India may ask western countries to “look for new customers” for their defence equipment as it feels they were instrumental in loading the Arms Trade Treaty (ATT) against importers. The Treaty will come up for voting at the U.N. on April 2.
India feels let down by the West but welcomed assurances by France and Russia of keeping the ATT out in all future defence contracts.
As the largest arms importer in the world, India is concerned about the “imbalance” in the ATT’s final draft. While it allows exporters to unilaterally cancel contracts, a provision to safeguard the interests of importers was quietly dropped.
“We had discussed and agreed on incorporating a particular formulation with our main partners. But in the final draft, the reference to ‘contracts’ has been deleted. This lessened the assurance of predictability and stability in defence relations India was looking for in the Treaty,” said sources.
“India has not endorsed the treaty text. The government will take a position after a thorough review. The value of a treaty that does not ensure universal adherence would be obviously questionable,” warned the sources, fearing that the decision to ram through the ATT by a vote would mean it will go the same way as the Oslo Accord on cluster munitions did.

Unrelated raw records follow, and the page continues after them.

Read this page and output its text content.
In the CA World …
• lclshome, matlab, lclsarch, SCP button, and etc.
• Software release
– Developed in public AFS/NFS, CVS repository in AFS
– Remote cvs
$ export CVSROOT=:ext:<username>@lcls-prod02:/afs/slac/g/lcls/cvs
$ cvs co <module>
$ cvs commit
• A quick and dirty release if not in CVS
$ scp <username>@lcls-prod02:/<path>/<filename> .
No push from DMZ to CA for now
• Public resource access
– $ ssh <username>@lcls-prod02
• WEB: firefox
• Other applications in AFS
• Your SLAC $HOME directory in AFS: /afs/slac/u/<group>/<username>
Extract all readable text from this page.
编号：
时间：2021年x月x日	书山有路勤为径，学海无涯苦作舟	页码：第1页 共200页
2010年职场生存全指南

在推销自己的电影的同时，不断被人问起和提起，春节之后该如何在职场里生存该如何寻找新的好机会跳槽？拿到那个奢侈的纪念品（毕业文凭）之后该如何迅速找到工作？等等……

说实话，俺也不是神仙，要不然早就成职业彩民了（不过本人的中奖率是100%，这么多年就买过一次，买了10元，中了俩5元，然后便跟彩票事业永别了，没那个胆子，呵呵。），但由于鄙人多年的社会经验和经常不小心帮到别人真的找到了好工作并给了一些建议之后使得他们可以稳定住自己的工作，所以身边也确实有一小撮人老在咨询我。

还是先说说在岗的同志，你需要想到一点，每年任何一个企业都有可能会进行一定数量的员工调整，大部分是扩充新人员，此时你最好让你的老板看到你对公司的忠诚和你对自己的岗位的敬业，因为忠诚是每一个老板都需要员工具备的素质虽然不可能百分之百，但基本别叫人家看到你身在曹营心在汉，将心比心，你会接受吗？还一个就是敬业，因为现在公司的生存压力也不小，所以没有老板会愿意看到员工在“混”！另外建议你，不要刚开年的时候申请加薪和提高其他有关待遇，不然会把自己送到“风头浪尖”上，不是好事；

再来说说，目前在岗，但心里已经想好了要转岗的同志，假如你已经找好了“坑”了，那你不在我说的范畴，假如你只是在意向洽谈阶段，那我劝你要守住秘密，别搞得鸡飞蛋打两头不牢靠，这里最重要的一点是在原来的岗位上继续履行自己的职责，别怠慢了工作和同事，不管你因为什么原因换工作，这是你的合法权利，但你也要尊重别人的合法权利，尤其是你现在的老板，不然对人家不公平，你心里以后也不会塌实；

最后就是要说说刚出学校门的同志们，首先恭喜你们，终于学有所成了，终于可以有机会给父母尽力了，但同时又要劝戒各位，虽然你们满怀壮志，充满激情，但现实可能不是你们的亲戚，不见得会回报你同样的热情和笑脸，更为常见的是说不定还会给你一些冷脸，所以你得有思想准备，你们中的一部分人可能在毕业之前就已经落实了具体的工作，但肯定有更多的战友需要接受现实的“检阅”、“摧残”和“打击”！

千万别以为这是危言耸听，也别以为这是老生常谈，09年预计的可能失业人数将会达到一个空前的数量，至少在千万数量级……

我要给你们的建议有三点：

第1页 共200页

The ATT aims at regulating $ 70 billion worth of annual trade in arms. It is expected to be a more effective instrument than the voluntary U.N. register for conventional arms.
Backed by several countries, Kenya asked the Secretary-General for a vote after North Korea, Iran and Syria opposed the final draft because there were no provisions to prevent the flow of arms to terrorists and non-state actors. India sympathises with the stand taken by the three countries and is perturbed that this aspect was also dropped from the final draft.
The third area where Indian views and the text of the final draft do not coincide is the exclusion of gifts and loans from the purview of the Treaty. Sources said this was because of a deal cut between China and the European Union early on in the negotiations.
This was the second shot at passing the ATT by consensus. Last June, the U.S. had played spoilsport and two weeks of discussions had folded up without a consensus. This time, ironically, opposition came from countries that the U.S. considers to be the bad boys of the global order.
Government sources also wanted the NGOs to introspect whether they wished to back a treaty that will “further strengthen a handful of exporters against the rest.”